Severino Francisco
O dramaturgo norueguês Henrik Ibsen (1828-1906) teve dois leitores apaixonados no Brasil: Nelson Rodrigues e Dias Gomes. Nelson viveu na pele o drama da solidão extrema em face da estupidez da opinião pública, enquanto Dias Gomes buscou inspiração na peça clássica do teatro moderno O inimigo do povo (1882), uma das obras-primas de Ibsen, para compor a telenovela Roque Santeiro.
Ibsen não é apenas um precursor; é um dos inventores do drama moderno, pois colocou no centro do debate as grandes questões do nosso tempo. É um dramaturgo da cabeça aos sapatos, capaz de erguer diante dos nossos olhos cenas de alta voltagem dramática. Polêmico, crítico e provocador, em pleno século 19, ele teve a audácia de discutir a violência doméstica na peça Espectro.
O terrível escândalo provocado pela encenação o inspirou a escrever O inimigo do povo, peça que parece ter sido imaginada em 2020, especialmente para a situação dramática de pandemia, na qual estamos mergulhados.
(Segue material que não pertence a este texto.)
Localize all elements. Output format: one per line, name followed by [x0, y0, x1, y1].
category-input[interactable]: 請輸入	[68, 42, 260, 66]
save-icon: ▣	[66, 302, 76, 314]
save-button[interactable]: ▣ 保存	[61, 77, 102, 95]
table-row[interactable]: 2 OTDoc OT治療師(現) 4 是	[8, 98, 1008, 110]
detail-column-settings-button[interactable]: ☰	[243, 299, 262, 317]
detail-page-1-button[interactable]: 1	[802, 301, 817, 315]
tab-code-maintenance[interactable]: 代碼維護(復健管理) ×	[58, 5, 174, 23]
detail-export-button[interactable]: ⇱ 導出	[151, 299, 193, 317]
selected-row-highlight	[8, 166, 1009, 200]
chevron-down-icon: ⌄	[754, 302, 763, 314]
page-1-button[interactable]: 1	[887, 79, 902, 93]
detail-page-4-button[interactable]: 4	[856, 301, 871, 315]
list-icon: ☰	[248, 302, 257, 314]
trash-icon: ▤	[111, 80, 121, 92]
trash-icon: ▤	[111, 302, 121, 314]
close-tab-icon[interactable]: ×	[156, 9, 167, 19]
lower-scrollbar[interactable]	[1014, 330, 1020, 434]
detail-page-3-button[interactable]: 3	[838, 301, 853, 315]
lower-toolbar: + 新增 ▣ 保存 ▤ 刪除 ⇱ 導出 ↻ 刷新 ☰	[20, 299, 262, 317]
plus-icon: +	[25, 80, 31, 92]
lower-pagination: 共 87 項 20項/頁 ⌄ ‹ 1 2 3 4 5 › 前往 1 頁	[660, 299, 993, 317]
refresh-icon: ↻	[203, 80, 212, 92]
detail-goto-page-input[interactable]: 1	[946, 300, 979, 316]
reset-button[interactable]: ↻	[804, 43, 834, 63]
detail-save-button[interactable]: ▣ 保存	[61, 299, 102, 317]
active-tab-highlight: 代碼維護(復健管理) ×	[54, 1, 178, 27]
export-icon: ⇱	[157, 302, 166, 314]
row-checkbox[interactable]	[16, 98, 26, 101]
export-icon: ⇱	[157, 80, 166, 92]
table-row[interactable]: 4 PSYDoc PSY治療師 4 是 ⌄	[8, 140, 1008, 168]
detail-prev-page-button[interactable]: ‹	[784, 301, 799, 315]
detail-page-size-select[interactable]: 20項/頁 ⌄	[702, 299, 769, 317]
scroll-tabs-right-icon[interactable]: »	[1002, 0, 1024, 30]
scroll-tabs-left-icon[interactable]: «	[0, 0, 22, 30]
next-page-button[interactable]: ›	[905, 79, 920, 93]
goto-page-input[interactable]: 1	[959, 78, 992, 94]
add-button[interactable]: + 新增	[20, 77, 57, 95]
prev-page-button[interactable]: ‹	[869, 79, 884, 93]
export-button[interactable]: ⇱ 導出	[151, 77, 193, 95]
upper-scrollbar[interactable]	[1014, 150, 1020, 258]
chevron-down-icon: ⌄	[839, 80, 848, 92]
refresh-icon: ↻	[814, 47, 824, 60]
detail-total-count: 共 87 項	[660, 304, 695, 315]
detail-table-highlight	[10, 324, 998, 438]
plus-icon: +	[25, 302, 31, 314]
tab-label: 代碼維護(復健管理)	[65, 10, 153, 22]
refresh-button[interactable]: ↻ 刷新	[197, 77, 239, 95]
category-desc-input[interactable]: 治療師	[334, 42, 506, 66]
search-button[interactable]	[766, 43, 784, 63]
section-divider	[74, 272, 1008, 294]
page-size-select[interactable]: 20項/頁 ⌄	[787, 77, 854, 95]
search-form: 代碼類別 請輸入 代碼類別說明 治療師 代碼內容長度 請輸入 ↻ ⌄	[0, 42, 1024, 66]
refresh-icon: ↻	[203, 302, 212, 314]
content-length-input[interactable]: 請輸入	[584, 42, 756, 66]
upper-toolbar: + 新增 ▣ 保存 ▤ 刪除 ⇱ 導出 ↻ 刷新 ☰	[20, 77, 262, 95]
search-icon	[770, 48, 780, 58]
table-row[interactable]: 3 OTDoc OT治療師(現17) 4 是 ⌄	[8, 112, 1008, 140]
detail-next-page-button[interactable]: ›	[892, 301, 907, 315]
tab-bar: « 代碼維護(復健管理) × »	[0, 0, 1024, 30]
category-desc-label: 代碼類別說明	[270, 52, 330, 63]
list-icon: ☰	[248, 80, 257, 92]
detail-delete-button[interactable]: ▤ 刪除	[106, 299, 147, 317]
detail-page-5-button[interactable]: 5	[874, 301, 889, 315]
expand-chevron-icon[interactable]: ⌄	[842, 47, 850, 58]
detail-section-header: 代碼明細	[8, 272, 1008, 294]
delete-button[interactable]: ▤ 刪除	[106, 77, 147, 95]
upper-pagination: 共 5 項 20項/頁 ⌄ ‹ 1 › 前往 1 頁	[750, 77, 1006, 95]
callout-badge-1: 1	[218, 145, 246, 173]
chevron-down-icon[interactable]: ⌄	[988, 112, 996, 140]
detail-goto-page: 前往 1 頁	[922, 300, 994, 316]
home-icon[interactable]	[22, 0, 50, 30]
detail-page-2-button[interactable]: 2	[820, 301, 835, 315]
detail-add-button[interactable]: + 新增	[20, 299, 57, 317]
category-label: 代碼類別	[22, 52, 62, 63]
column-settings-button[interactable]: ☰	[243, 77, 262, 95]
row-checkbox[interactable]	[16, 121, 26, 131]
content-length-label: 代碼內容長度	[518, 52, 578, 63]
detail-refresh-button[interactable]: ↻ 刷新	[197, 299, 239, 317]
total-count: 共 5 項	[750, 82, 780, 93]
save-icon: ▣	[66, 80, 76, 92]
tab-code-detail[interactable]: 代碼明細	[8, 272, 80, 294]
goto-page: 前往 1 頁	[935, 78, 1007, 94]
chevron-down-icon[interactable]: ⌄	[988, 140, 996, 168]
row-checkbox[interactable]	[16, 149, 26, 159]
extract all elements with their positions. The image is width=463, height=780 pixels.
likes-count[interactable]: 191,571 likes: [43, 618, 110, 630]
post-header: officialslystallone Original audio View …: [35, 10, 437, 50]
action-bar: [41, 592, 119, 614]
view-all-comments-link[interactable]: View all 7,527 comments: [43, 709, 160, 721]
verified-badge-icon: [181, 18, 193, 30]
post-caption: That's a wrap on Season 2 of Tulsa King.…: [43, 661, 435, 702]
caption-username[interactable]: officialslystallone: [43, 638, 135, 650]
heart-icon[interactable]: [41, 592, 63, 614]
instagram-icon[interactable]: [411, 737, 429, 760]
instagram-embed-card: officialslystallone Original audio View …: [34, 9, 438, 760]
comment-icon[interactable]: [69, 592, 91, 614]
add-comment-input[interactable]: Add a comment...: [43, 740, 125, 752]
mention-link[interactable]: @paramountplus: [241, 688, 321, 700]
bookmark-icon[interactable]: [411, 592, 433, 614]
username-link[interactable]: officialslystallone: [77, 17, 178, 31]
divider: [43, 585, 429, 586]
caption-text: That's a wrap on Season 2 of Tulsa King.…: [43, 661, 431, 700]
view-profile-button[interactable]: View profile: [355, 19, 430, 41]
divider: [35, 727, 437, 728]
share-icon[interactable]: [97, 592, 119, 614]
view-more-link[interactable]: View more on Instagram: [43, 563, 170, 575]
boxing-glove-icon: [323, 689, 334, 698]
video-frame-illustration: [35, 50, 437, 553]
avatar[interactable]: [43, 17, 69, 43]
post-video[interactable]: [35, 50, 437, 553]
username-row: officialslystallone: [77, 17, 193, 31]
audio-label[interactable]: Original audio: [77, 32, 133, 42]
Em cena, Ibsen projeta o drama do protagonista, o doutor Stockmann, sabotado pelos cidadãos depois de denunciar a contaminação do balneário que sustenta uma cidadezinha do interior.
No fundo, o que está em jogo é o duelo entre a ciência e os interesses econômicos, a ciência e a ignorância, a ciência e a insciência. Ao defender o interesse público, o doutor Stockmann se torna cada vez mais isolado e solitário: “Farei grandes revelações, meus concidadãos!”, diz o doutor Stockmann: “Desejo compartilhar com os senhores uma descoberta sem precedentes. Não se trata do envenenamento da nossa tubulação de água, tampouco da localização dos nossos banhos sanitários em solo pestilento”.
Muitas vozes se levantam, aos brados: “Não fale dos banhos! Não queremos ouvir. Não diga nada sobre isso”. Mas o Dr. Stockmann não se intimida: “Como disse, em vez disso tratarei dessa grande descoberta que fiz recentemente. Descobri que todas as nossas fontes morais estão envenenadas e toda a nossa sociedade repousa sobre o solo pestilento da mentira”.
O século 19 colocou em cena heróis que resistiram tragicamente à massificação, como é o caso de Stockmann. Nelson Rodrigues sentenciava que toda unanimidade era burra. Mas, agora, o nosso desafio é criar, não digo uma unanimidade inteligente, mas, pelo menos, uma maioria inteligente em torno de questões essenciais: a democracia, a educação, a primazia da vida, a orientação da ciência, a preservação do meio ambiente, o desaquecimento global, a agricultura sustentável e a justiça social. É disso que depende o presente e o futuro nosso, dos nossos filhos e dos nossos netos.
Os países que alcançaram essa condição, como é o caso da Nova Zelândia, foram os que enfrentaram a pandemia com o maior êxito. Sem a ciência, estamos expostos a um novo normal, a um normal fake. Esqueceram de combinar com o vírus.
Estabelecer a civilidade e a responsabilidade nas redes sociais é um passo importante no sentido de estancar um dos mananciais da mentira. Os sábios não podem ser governados pelos néscios.Tudo depende da nossa capacidade de conquistar uma maioria inteligente.